Casa, reditti, dignitá: Das Ende einer Hausbesetzung in Modena

Es regnet in Modena, wie so oft in diesen Tagen, nur dann und wann hört man ein Paar Lackschuhe auf dem Pflaster. Das Zentrum ist abgesperrt, schwarzblaue Vans blockieren die Eingänge auf den Hauptplatz des centro storico, versperren jeden Blick auf den Piazza del Duomo. Kein Tourist will heute dorthin, es ist Mai, es ist Regen, die Geschäfte machen sich langsam bereit für die pausa pranzo, die Mittagspause. Die letzten Carabinieri stellen sich in Position, schmeißen ihre Zigarettenstummel in eine Regenpfütze.

Einige Meter weiter, in der Via Sant Eufemia, steht ein beigefarbenes Haus. Farbe blättert von den Wänden. Es ist abgesperrt, jetzt, nachdem die 60 Hausbesetzer, darunter viele ausländische und italienische Familien, fortgebracht wurden. Es gibt für die etwa zwanzig Aktivisiten, die sich auf der anderen Seite versammelt haben, keine Chance einzugreifen. Die Fensterläden stehen weit offen, und wenn man ganz nahe am Eingangstor vorbeihuscht, sieht man, dass im Innenhof eine bunte Girlande hängt, sieht man, dass eine Treppe zu den Wohnungen führt, die weder mit Elektrizität noch Möbeln ausgestattet sind.

60 Betroffene, die seit Monaten in dem Haus leben, wurden heute morgen zu den Servizi Sociale gebracht, dem Sozialamt, um dort die Hilfe zu bekommen, die ihnen seit Monaten verweigert wurde. Ob ihnen eine Alternative als Obdach gestellt wird, ist ungewiss. “Es gibt so viele Wohnungen, die in Modena leerstehen“, sagt Pierre, einer der linken Aktivisten der Organisation Spazio Guernica. “Diese Menschen haben durch die europäische Krise ihre Wohnungen und ihren Job verloren, jetzt stehen sie praktisch auf der Straße. Das passiert überall in Europa, jeden Tag.”

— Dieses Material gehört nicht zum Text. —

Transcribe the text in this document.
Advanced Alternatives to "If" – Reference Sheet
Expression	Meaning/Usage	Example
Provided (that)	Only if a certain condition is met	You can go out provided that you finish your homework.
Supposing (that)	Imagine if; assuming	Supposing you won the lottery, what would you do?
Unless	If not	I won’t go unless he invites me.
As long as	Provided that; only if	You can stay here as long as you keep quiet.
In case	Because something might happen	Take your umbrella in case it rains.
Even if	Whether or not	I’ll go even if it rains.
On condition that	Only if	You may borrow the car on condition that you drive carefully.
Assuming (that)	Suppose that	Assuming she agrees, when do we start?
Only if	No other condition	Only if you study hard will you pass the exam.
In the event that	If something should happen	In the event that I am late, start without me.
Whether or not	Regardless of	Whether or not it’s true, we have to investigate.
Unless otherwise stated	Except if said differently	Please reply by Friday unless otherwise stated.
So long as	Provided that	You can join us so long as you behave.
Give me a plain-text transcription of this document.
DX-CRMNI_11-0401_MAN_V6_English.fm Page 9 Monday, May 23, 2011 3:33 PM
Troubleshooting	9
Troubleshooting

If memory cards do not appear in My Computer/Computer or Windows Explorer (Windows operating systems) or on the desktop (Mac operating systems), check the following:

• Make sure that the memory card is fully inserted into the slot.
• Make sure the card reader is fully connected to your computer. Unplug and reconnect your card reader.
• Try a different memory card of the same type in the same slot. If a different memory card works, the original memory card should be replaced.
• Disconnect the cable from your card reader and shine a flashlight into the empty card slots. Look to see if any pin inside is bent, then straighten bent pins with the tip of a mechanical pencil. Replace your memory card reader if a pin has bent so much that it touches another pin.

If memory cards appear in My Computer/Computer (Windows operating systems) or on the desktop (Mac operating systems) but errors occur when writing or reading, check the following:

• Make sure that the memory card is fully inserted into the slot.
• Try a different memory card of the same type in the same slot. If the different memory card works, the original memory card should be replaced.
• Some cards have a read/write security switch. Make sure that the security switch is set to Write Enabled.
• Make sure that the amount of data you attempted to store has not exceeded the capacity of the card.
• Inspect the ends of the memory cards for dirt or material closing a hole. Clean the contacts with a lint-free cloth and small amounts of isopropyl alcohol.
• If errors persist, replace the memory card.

Die Carabinieri sind in Position, an die 50 Beamte der Polizia und Polizia munipicale wurden aus dem Umland abgezogen, mit Helmen und Schutzschild stehen sie den jungen Aktivisten und Studenten gegenüber, die regelmäßig das Megaphon in die Hand nehmen, um ihre Parolen zu skandieren. “Casa, redditi, dignitá!”, (“Heim, Lohn, Würde”) schallt es über den Platz und vereinzelt klatschen die Menschen, die sich hier versammelt haben. Pierre sagt, der wichtigste Spruch der Organisation sei aber folgender: “Troppi personne senza casa, troppi case senza personne.” (“Zu viele Menschen ohne Haus, zu viele Häuser ohne Menschen.“) Leerstehende Immobilien würden weder für Italiener noch für Migranten oder Flüchtlinge bereitgestellt.

Pierre redet sehr schnell, seine Hände tanzen durch die Luft, sein Blick trifft nur durch Zufall sein Gegenüber und als sich ein paar Journalisten für ihn interessieren, wird er laut, so dass jeder ihn hören kann. “Wir hätten heute gerne mehr bewirkt, aber die Modenesi (Einwohner Modenas) sind viel zu ignorant, um sich dieser Sache anzunehmen. Und wir alleine sind nicht genug.”

Die Aktivisten haben ein Plakat gemalt, sind bereit zum Gebäude der Servizi Sociale zu gehen. Die betroffenen Familien hatten sich aus lauter Verzweiflung, weil sie nicht vom Staat angehört wurden, an die Aktivisten gewandt. Diese besorgten Decken und Matratzen; sie stehen seit Monaten in Kontakt. Dennoch wurde ihnen die Vermittlung zwischen der Stadt Modena und den Betroffenen untersagt. Es gibt hier nicht viel, dass die jungen Menschen tun können, außer unter einem Pavillon zu stehen und zu warten, dass der Tag sein Ende findet. Nicht viel zu tun, außer in den Regen zu starren und mit den Familien zu sprechen, die die Prozedur mit den Sozialdiensten bereits hinter sich haben.

Der Regen wird jetzt mehr, er rauscht über das Kopfsteinpflaster, die Demonstranten machen sich auf, gefolgt von Journalisten, die gelangweilt den Kopf auf ihr Handy senken. Als der Platz wieder leer ist, zünden sich vereinzelte Carabinieri eine Zigarette an. Einer nimmt den Helm ab, schüttelt sich den Schweiß aus dem Haar. Es ist pausa pranzo, Mittagspause, sein Job ist beendet. Jetzt liegt das Schicksal der Hausbesetzer in den Händen des Sozialamts.